Monday, 5 January 2009

Introducing the Matron of Husbandry

by MOH, Throwback at Trapper Creek

Hi everyone, I am writing to introduce myself. I am flattered to have been asked to join this great group of writers, who write about subjects near and dear to my heart. Thank you so much for inviting me and I hope I can add a little bit to the mix, I know I have learned many interesting things from this blog.

Some of you may have already read my regular farm blog, Throwback at Trapper Creek, so this may be a little redundant for you.

I farm with my husband and teenage daughter on land that was homesteaded by my paternal grandfather in 1881. Our farm is a Century Farm, which is a historic designation awarded to farms that have been continuously farmed by the same family without a lapse in farming. Our house was also built by my grandfather and is pretty much original, with the exception of an indoor bathroom. I am the last child of the second to last child born to my paternal grandfather, so I was brought up by older parents who still used some of the old ways. If my dad were alive, he would have celebrated his 110th birthday on New Years Eve. (I wish he was still here to teach me more.) So I have learned firsthand many of the skills so important these days with a changing economy.

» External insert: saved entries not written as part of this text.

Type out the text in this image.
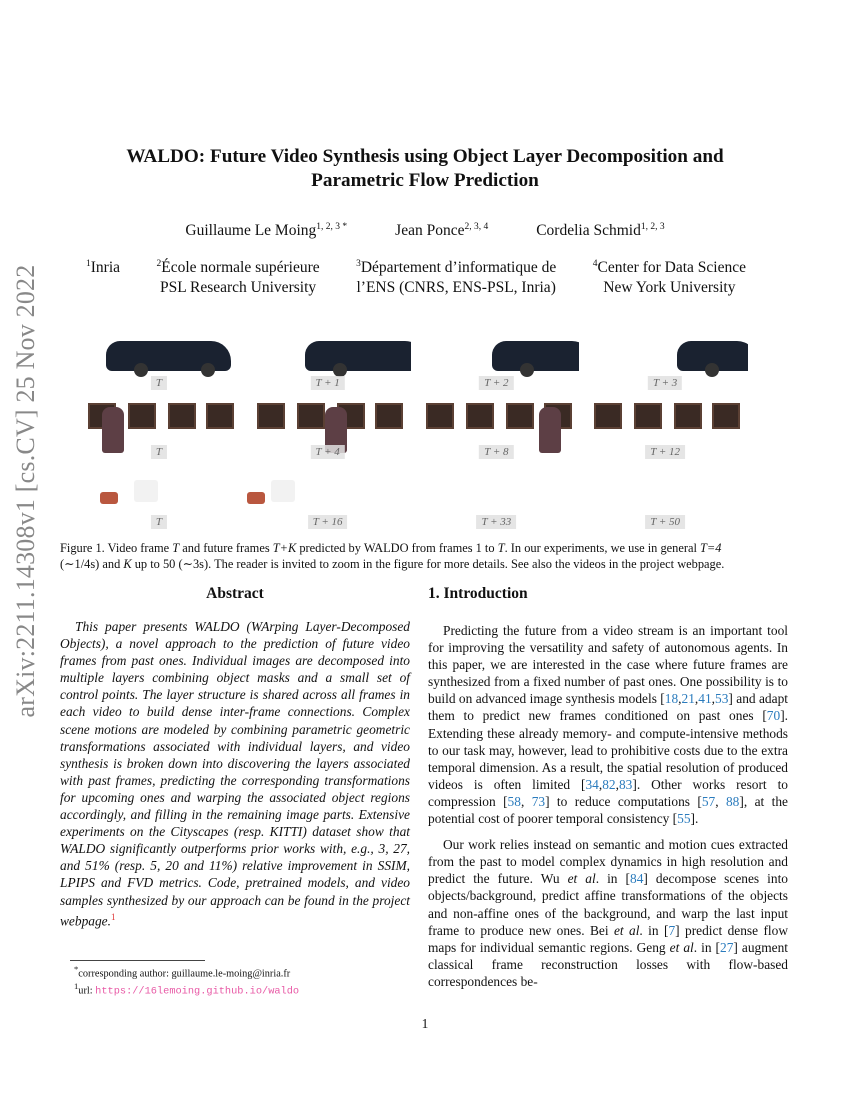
arXiv:2211.14308v1 [cs.CV] 25 Nov 2022
WALDO: Future Video Synthesis using Object Layer Decomposition and
Parametric Flow Prediction
Guillaume Le Moing$^{1, 2, 3 *}$	Jean Ponce$^{2, 3, 4}$	Cordelia Schmid$^{1, 2, 3}$
$^1$Inria	$^2$École normale supérieure
PSL Research University
$^3$Département d’informatique de
l’ENS (CNRS, ENS-PSL, Inria)
$^4$Center for Data Science
New York University
T	T + 1	T + 2	T + 3
T	T + 4	T + 8	T + 12
T	T + 16	T + 33	T + 50
Figure 1. Video frame T and future frames T+K predicted by WALDO from frames 1 to T. In our experiments, we use in general T=4
(∼1/4s) and K up to 50 (∼3s). The reader is invited to zoom in the figure for more details. See also the videos in the project webpage.
Abstract

This paper presents WALDO (WArping Layer-Decomposed Objects), a novel approach to the prediction of future video frames from past ones. Individual images are decomposed into multiple layers combining object masks and a small set of control points. The layer structure is shared across all frames in each video to build dense inter-frame connections. Complex scene motions are modeled by combining parametric geometric transformations associated with individual layers, and video synthesis is broken down into discovering the layers associated with past frames, predicting the corresponding transformations for upcoming ones and warping the associated object regions accordingly, and filling in the remaining image parts. Extensive experiments on the Cityscapes (resp. KITTI) dataset show that WALDO significantly outperforms prior works with, e.g., 3, 27, and 51% (resp. 5, 20 and 11%) relative improvement in SSIM, LPIPS and FVD metrics. Code, pretrained models, and video samples synthesized by our approach can be found in the project webpage.$^1$

*corresponding author: guillaume.le-moing@inria.fr
$^1$url: https://16lemoing.github.io/waldo
1. Introduction

Predicting the future from a video stream is an important tool for improving the versatility and safety of autonomous agents. In this paper, we are interested in the case where future frames are synthesized from a fixed number of past ones. One possibility is to build on advanced image synthesis models [18,21,41,53] and adapt them to predict new frames conditioned on past ones [70]. Extending these already memory- and compute-intensive methods to our task may, however, lead to prohibitive costs due to the extra temporal dimension. As a result, the spatial resolution of produced videos is often limited [34,82,83]. Other works resort to compression [58, 73] to reduce computations [57, 88], at the potential cost of poorer temporal consistency [55].

Our work relies instead on semantic and motion cues extracted from the past to model complex dynamics in high resolution and predict the future. Wu et al. in [84] decompose scenes into objects/background, predict affine transformations of the objects and non-affine ones of the background, and warp the last input frame to produce new ones. Bei et al. in [7] predict dense flow maps for individual semantic regions. Geng et al. in [27] augment classical frame reconstruction losses with flow-based correspondences be-

1
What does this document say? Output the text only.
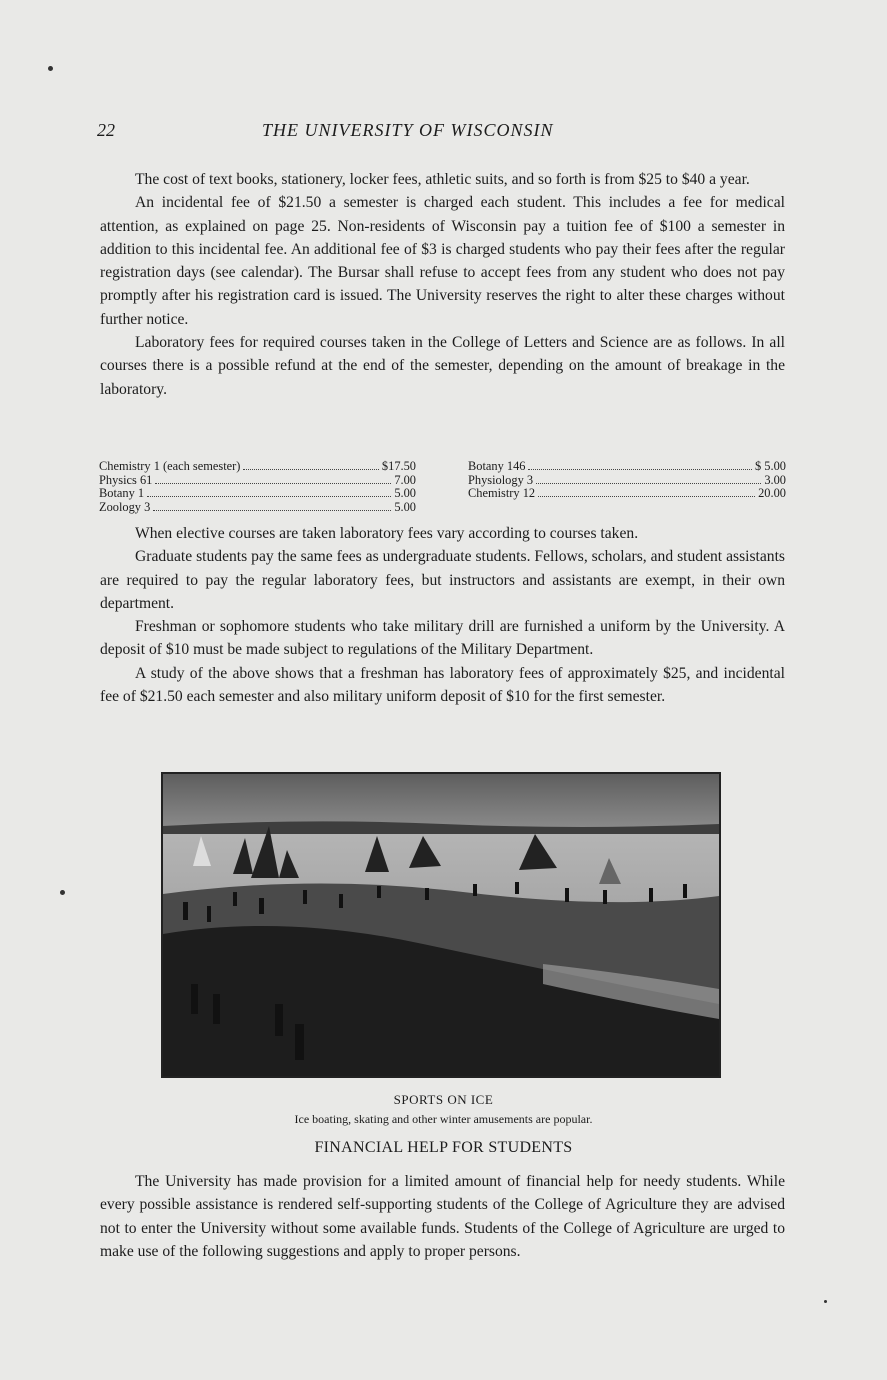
22	THE UNIVERSITY OF WISCONSIN

The cost of text books, stationery, locker fees, athletic suits, and so forth is from $25 to $40 a year.

An incidental fee of $21.50 a semester is charged each student. This includes a fee for medical attention, as explained on page 25. Non-residents of Wisconsin pay a tuition fee of $100 a semester in addition to this incidental fee. An additional fee of $3 is charged students who pay their fees after the regular registration days (see calendar). The Bursar shall refuse to accept fees from any student who does not pay promptly after his registration card is issued. The University reserves the right to alter these charges without further notice.

Laboratory fees for required courses taken in the College of Letters and Science are as follows. In all courses there is a possible refund at the end of the semester, depending on the amount of breakage in the laboratory.

Chemistry 1 (each semester)	$17.50
Physics 61	7.00
Botany 1	5.00
Zoology 3	5.00
Botany 146	$ 5.00
Physiology 3	3.00
Chemistry 12	20.00

When elective courses are taken laboratory fees vary according to courses taken.

Graduate students pay the same fees as undergraduate students. Fellows, scholars, and student assistants are required to pay the regular laboratory fees, but instructors and assistants are exempt, in their own department.

Freshman or sophomore students who take military drill are furnished a uniform by the University. A deposit of $10 must be made subject to regulations of the Military Department.

A study of the above shows that a freshman has laboratory fees of approximately $25, and incidental fee of $21.50 each semester and also military uniform deposit of $10 for the first semester.

SPORTS ON ICE
Ice boating, skating and other winter amusements are popular.
FINANCIAL HELP FOR STUDENTS

The University has made provision for a limited amount of financial help for needy students. While every possible assistance is rendered self-supporting students of the College of Agriculture they are advised not to enter the University without some available funds. Students of the College of Agriculture are urged to make use of the following suggestions and apply to proper persons.
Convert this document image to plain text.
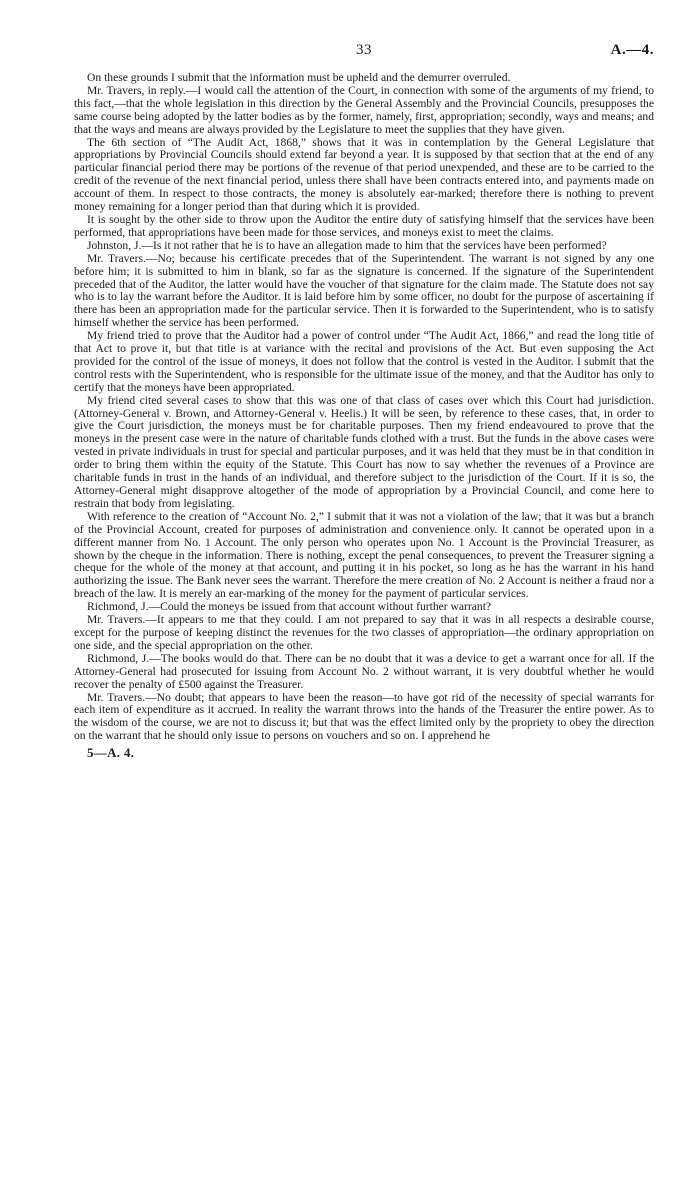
33	A.—4.

On these grounds I submit that the information must be upheld and the demurrer overruled.

Mr. Travers, in reply.—I would call the attention of the Court, in connection with some of the arguments of my friend, to this fact,—that the whole legislation in this direction by the General Assembly and the Provincial Councils, presupposes the same course being adopted by the latter bodies as by the former, namely, first, appropriation; secondly, ways and means; and that the ways and means are always provided by the Legislature to meet the supplies that they have given.

The 6th section of “The Audit Act, 1868,” shows that it was in contemplation by the General Legislature that appropriations by Provincial Councils should extend far beyond a year. It is supposed by that section that at the end of any particular financial period there may be portions of the revenue of that period unexpended, and these are to be carried to the credit of the revenue of the next financial period, unless there shall have been contracts entered into, and payments made on account of them. In respect to those contracts, the money is absolutely ear-marked; therefore there is nothing to prevent money remaining for a longer period than that during which it is provided.

It is sought by the other side to throw upon the Auditor the entire duty of satisfying himself that the services have been performed, that appropriations have been made for those services, and moneys exist to meet the claims.

Johnston, J.—Is it not rather that he is to have an allegation made to him that the services have been performed?

Mr. Travers.—No; because his certificate precedes that of the Superintendent. The warrant is not signed by any one before him; it is submitted to him in blank, so far as the signature is concerned. If the signature of the Superintendent preceded that of the Auditor, the latter would have the voucher of that signature for the claim made. The Statute does not say who is to lay the warrant before the Auditor. It is laid before him by some officer, no doubt for the purpose of ascertaining if there has been an appropriation made for the particular service. Then it is forwarded to the Superintendent, who is to satisfy himself whether the service has been performed.

My friend tried to prove that the Auditor had a power of control under “The Audit Act, 1866,” and read the long title of that Act to prove it, but that title is at variance with the recital and provisions of the Act. But even supposing the Act provided for the control of the issue of moneys, it does not follow that the control is vested in the Auditor. I submit that the control rests with the Superintendent, who is responsible for the ultimate issue of the money, and that the Auditor has only to certify that the moneys have been appropriated.

My friend cited several cases to show that this was one of that class of cases over which this Court had jurisdiction. (Attorney-General v. Brown, and Attorney-General v. Heelis.) It will be seen, by reference to these cases, that, in order to give the Court jurisdiction, the moneys must be for charitable purposes. Then my friend endeavoured to prove that the moneys in the present case were in the nature of charitable funds clothed with a trust. But the funds in the above cases were vested in private individuals in trust for special and particular purposes, and it was held that they must be in that condition in order to bring them within the equity of the Statute. This Court has now to say whether the revenues of a Province are charitable funds in trust in the hands of an individual, and therefore subject to the jurisdiction of the Court. If it is so, the Attorney-General might disapprove altogether of the mode of appropriation by a Provincial Council, and come here to restrain that body from legislating.

With reference to the creation of “Account No. 2,” I submit that it was not a violation of the law; that it was but a branch of the Provincial Account, created for purposes of administration and convenience only. It cannot be operated upon in a different manner from No. 1 Account. The only person who operates upon No. 1 Account is the Provincial Treasurer, as shown by the cheque in the information. There is nothing, except the penal consequences, to prevent the Treasurer signing a cheque for the whole of the money at that account, and putting it in his pocket, so long as he has the warrant in his hand authorizing the issue. The Bank never sees the warrant. Therefore the mere creation of No. 2 Account is neither a fraud nor a breach of the law. It is merely an ear-marking of the money for the payment of particular services.

Richmond, J.—Could the moneys be issued from that account without further warrant?

Mr. Travers.—It appears to me that they could. I am not prepared to say that it was in all respects a desirable course, except for the purpose of keeping distinct the revenues for the two classes of appropriation—the ordinary appropriation on one side, and the special appropriation on the other.

Richmond, J.—The books would do that. There can be no doubt that it was a device to get a warrant once for all. If the Attorney-General had prosecuted for issuing from Account No. 2 without warrant, it is very doubtful whether he would recover the penalty of £500 against the Treasurer.

Mr. Travers.—No doubt; that appears to have been the reason—to have got rid of the necessity of special warrants for each item of expenditure as it accrued. In reality the warrant throws into the hands of the Treasurer the entire power. As to the wisdom of the course, we are not to discuss it; but that was the effect limited only by the propriety to obey the direction on the warrant that he should only issue to persons on vouchers and so on. I apprehend he

5—A. 4.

We reside in the Pacific Northwest, our garden zone is 7a, our gardening challenges are 120" of rain per year with the accompanying cloud cover, and a Mediterranean type dry summer, with hardly a drop of rain from late June through mid September. (Unless we have hay curing.) We garden using the flat row method, with a dust mulch, which requires little or no irrigation. Utilizing wide row spaces, and proper thinning. This method is used for all truck farms in our area also, avoiding the need for irrigation. Several books by Steve Solomon, Water-Wise Vegetables, and Growing Food when it Counts, detail this quite well. At 1400' elevation, on the western slope of the Cascade Mountain Range, we do not have enough heat units to consistently ripen warm weather crops such as tomatoes, peppers, and melons, so these garden crops are raised in an unheated greenhouse, where we do have to water.

We maintain an organic, rotationally grazed beef herd, selling meat through word of mouth and through the http://www.eatwild.com/ site. Striving to be as self-reliant as possible, we raise our own vegetables, fruits, meats, and keep a family cow. So expect posts about daily farm life, and year-round gardening from me as well posts about our gravity water supply and heating our home and household water with wood from our timberland. My husband works off the farm, so I will be blogging from a my perspective of a farm girl, who is as comfortable cooking from scratch as building fence.

It is a great amount of work just living here, we are not off grid, but minimise our use of electricity. To live like this is an anomaly in this day and age, but more and more people are wanting to learn more about the lost skills of self reliance. Our interests include: home dairy, blacksmithing, log construction, homeopathy, animal husbandry, biodynamics, permaculture, gardening, food preservation, seed saving, local history, quilting, knitting, sewing, hand embroidery, and soap making to name a few.

Our main goal is to be good stewards of this farm and insure it's survival for more centuries to come. The other stuff along the way, is just part of life, blogging is a way to preserve the daily minutiae of our brief time here. Thank you for inviting me to join.



Root crops under dirt mulch and snow cover.